Semiconductor lasers subjected to optical injection from another laser is known as nonlinear optical systems that can generate chaotic intensity fluctuations and lead to various nonlinear dynamics. Such dynamics have gained a lot of consideration due to their fundamental physical properties and potential for technological applications, including for example, chaotic RADAR, chaotic LIDAR, and secure communications. Several theoretical and experimental investigations of semiconductor lasers in the terms of chaos, transition routes to chaos, nonlinear dynamics, bifurcation and chaotic synchronization have been performed. The nonlinear dynamics of semiconductor lasers with injected optical signals are commonly investigated by using Lang and Kobayashi equations for the amplitude and the phase of the electric field and the average density in the active region. Numerical method is often used due to its simplicity. The stability maps of the system can be obtained by numerically integrating the Lang and Kobayashi equations using Rungge-Kutta method. However, the more investigations are needed in order to get the deeper understanding about the physical phenomena behind the system.
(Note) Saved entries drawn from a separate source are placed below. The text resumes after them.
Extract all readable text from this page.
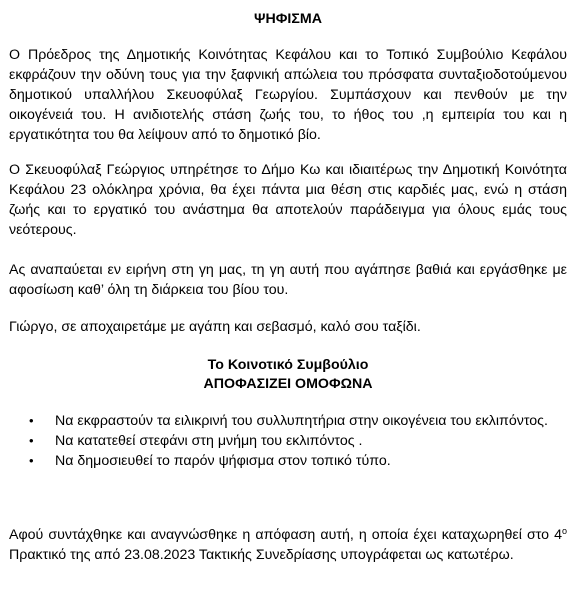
ΨΗΦΙΣΜΑ

Ο Πρόεδρος της Δημοτικής Κοινότητας Κεφάλου και το Τοπικό Συμβούλιο Κεφάλου εκφράζουν την οδύνη τους για την ξαφνική απώλεια του πρόσφατα συνταξιοδοτούμενου δημοτικού υπαλλήλου Σκευοφύλαξ Γεωργίου. Συμπάσχουν και πενθούν με την οικογένειά του. Η ανιδιοτελής στάση ζωής του, το ήθος του ,η εμπειρία του και η εργατικότητα του θα λείψουν από το δημοτικό βίο.

Ο Σκευοφύλαξ Γεώργιος υπηρέτησε το Δήμο Κω και ιδιαιτέρως την Δημοτική Κοινότητα Κεφάλου 23 ολόκληρα χρόνια, θα έχει πάντα μια θέση στις καρδιές μας, ενώ η στάση ζωής και το εργατικό του ανάστημα θα αποτελούν παράδειγμα για όλους εμάς τους νεότερους.

Ας αναπαύεται εν ειρήνη στη γη μας, τη γη αυτή που αγάπησε βαθιά και εργάσθηκε με αφοσίωση καθ’ όλη τη διάρκεια του βίου του.

Γιώργο, σε αποχαιρετάμε με αγάπη και σεβασμό, καλό σου ταξίδι.

Το Κοινοτικό Συμβούλιο
ΑΠΟΦΑΣΙΖΕΙ ΟΜΟΦΩΝΑ
• Να εκφραστούν τα ειλικρινή του συλλυπητήρια στην οικογένεια του εκλιπόντος.
• Να κατατεθεί στεφάνι στη μνήμη του εκλιπόντος .
• Να δημοσιευθεί το παρόν ψήφισμα στον τοπικό τύπο.

Αφού συντάχθηκε και αναγνώσθηκε η απόφαση αυτή, η οποία έχει καταχωρηθεί στο $4^o$ Πρακτικό της από 23.08.2023 Τακτικής Συνεδρίασης υπογράφεται ως κατωτέρω.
In this article we show a simple analytical method for investigating stability of locking regime in an optically injected semiconductor laser. The proposed method is based on well-known oscillation theory and Routh-Hurwitz stability criterion. We first obtained the condition of stable locking regime, and then investigated its stability. As the results of this, we successfully found the mathematical expression for the Hopf boundary that can be easily built using a simple computer program. At the end of the article we showed the instability map of the system that was obtained using numerical method. The hopf boundary obtained this was agreed well with the result of analytical proposed method.